For each wave, you compute the members of the next wave with two key steps:

  1. Expand all existing members using the three operations, substitution, deletion and insertion.
  2. Follow existing streaks for as long as you possibly can.

alt text

Initially, this looks identical, if not less efficient than normal alignment. However, once we tinker with it a little more, it will prove to be much much faster.

First, let's take a detour. We will continue to iterate over edit distance, except this time, we are computing "edit paths." Like the wave front algorithm, in each iteration, the path will extend as far as possible along a matching diagonal, then expand, representing insertions, deletions, and substitutions.

alt text

If you look closely at the animation, you can see each one of these stages: the initial path extends along "MON," and then expands, then another path extends along "EY."

In order to compute the edit distance, we initialize one of these paths for every single diagonal, and have them race to the bottom right.

However, there are a few more optimizations we can perform.

Firstly, we don't have to keep track of every single path. Instead, we can keep track of the path-endings, represented by the dots. Notice how this is similar to the wavefront algorithm: For the $n$ th "path ending" , the dots corresponds to the furthest-reaching element of wave $n$ on each diagonal.

Additionally, to save time and space, we can do a little bit of pruning. Let's suppose that we initialize a path on diagonal $d$. After $n$ iterations (i.e. edit distance $n$), the unlucky diagonal didn't have a single match. However, its neighbor path was able to get many, many matches. The neighbor path then extends a little sub-path onto diagonal $d$, representing an insertion or deletion operation, and overtakes it.

alt text alt text

Algorithmically, it's impossibly for our unlucky path to overtake the more dominant path. Thus, we can basically forget about it.
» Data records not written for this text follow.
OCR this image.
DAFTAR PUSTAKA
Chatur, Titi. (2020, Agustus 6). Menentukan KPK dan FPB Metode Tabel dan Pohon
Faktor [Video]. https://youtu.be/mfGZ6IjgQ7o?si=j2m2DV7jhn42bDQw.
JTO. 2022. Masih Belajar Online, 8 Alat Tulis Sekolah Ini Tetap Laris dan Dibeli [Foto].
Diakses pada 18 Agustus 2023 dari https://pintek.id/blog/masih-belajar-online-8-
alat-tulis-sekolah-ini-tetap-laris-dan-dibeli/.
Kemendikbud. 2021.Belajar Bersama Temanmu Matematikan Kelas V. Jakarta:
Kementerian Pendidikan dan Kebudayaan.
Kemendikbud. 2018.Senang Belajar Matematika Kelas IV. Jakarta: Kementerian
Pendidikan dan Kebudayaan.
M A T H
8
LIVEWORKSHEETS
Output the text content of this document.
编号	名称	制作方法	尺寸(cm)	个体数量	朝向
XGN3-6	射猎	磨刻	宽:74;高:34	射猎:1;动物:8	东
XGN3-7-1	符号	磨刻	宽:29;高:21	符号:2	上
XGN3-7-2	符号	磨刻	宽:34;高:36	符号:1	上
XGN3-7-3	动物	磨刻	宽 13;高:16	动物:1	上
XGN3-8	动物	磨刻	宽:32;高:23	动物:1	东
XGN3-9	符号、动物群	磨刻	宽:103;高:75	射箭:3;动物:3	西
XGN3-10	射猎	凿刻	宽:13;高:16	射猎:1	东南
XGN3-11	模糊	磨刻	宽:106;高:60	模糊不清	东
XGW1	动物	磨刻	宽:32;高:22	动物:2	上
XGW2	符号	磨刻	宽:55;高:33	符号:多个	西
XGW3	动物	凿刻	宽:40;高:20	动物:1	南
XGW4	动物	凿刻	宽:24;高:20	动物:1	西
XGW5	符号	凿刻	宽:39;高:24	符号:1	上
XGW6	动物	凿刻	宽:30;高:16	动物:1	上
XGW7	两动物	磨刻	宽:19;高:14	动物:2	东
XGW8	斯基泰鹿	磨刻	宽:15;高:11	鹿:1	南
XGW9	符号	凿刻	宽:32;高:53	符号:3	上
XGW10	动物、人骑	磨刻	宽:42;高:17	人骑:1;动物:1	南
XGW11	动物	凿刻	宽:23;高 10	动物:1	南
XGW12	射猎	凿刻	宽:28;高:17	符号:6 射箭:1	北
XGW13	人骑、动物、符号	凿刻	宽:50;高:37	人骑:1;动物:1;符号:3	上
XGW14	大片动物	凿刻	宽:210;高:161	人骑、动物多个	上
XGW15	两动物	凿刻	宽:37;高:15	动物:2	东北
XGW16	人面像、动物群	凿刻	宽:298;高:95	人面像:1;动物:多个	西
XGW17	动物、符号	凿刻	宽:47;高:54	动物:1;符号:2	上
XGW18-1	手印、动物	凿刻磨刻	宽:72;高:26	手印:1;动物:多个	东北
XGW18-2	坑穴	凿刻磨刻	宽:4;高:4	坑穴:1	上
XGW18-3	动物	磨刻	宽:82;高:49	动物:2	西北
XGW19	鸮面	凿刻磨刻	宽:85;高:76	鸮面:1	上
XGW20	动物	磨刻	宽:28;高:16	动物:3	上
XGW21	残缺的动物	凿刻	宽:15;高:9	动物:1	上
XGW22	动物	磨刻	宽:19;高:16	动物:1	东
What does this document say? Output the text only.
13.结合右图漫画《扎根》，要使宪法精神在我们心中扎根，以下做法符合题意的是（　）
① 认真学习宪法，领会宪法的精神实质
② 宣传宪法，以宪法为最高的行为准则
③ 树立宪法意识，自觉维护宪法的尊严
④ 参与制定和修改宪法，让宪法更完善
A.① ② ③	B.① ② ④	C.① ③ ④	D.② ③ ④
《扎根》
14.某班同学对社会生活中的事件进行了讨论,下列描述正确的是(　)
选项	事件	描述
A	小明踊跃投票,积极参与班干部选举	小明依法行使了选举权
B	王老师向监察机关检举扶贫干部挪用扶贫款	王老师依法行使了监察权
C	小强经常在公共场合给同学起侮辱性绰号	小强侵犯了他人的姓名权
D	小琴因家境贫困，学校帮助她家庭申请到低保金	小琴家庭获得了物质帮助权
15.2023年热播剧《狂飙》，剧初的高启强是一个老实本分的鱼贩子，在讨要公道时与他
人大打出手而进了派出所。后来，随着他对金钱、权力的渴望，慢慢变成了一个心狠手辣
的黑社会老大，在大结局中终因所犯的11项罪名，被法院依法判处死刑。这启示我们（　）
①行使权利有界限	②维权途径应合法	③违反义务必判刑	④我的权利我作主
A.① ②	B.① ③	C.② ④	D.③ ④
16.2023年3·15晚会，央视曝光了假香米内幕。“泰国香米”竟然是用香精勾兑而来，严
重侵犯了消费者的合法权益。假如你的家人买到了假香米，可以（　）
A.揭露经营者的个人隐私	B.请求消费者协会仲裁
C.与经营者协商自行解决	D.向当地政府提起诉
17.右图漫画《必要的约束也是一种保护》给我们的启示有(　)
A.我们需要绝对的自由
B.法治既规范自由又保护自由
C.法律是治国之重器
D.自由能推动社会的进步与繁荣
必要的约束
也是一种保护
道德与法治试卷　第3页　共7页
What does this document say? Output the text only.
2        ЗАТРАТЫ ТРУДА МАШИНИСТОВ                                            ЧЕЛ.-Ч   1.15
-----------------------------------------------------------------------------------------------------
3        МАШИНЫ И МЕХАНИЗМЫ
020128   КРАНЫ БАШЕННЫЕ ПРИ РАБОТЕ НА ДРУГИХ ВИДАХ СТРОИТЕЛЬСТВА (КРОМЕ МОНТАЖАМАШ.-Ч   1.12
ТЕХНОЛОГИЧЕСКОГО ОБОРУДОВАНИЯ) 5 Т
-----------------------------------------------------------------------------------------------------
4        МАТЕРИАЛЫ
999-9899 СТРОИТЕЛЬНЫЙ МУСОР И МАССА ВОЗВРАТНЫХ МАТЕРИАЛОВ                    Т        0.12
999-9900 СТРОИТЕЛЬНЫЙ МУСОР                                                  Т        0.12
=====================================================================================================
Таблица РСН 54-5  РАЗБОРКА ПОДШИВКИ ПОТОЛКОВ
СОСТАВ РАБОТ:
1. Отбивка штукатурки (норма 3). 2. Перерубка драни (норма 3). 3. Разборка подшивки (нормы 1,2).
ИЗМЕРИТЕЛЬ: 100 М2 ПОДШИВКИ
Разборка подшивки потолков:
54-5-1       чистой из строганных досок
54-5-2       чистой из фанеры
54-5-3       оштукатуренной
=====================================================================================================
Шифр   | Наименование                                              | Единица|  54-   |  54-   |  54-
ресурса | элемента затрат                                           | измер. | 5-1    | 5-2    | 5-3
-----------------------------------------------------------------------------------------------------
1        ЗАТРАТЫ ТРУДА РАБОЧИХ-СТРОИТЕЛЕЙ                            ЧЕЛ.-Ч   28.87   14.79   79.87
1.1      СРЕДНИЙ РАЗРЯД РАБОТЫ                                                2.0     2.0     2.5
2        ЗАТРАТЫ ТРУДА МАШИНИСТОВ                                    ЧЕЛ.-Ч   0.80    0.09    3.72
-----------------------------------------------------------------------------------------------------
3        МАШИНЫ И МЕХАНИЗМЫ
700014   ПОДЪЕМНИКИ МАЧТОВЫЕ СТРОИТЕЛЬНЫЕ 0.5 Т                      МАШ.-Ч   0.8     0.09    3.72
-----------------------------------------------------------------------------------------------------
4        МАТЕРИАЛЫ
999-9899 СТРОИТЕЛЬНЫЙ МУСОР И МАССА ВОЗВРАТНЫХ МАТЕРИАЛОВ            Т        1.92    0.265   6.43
When combined with only storing the ends of paths (or the wave-fronts), this means that we only actually have to store an array of numbers, representing exactly how far we've extended each path. Then, when the time comes, each "path" can check its neighbors to see if it's possible for that neighbor to overtake it. If so, it can update its own length accordingly. Otherwise, it keeps extending.

Thus, in each iteration, we do the following:

  1. For each path, check if it can be overtaken by substitution or deletion operations from any of its neighbors. Otherwise, increment its value by 1, representing a substitution
  2. Then, extend as far as possible on a matching diagonal, similar to how we did for the original wave algorithm.

This, our pseudocode:

def WFA(string1, string2):
    wavefront = [0; max(len(string1), len(string2))]
    
    loop:
        # compute the next wavefront. Start by accounting for edits
        next_wavefront = wavefront 
        for i in range(len(wavefront)):
            substitution = wavefront[i] + 1
            deletion = wavefront[i - 1] + 1
            insertion = wavefront[i + 1] + 1
        
            next_wavefront[i] = min(substitution, deletion, insertion)
        
        # then, extend as far as possible along matching diagonals
        # remember: next_wavefront[i] contains DIAGONAL values. You
        # will have to implement a custom function determines the 
        # string index for a given diagonal
        for i in range(len(wavefront)):
            x = get_x(i, wavefront[i])
            y = get_y(i, wavefront[i])
            while string1[x] == string2[y]:
                wavefront[i]++

Obviously, implement this in a more efficient way. There are other efficiency-related implementation details, but the main algorithm is the most important.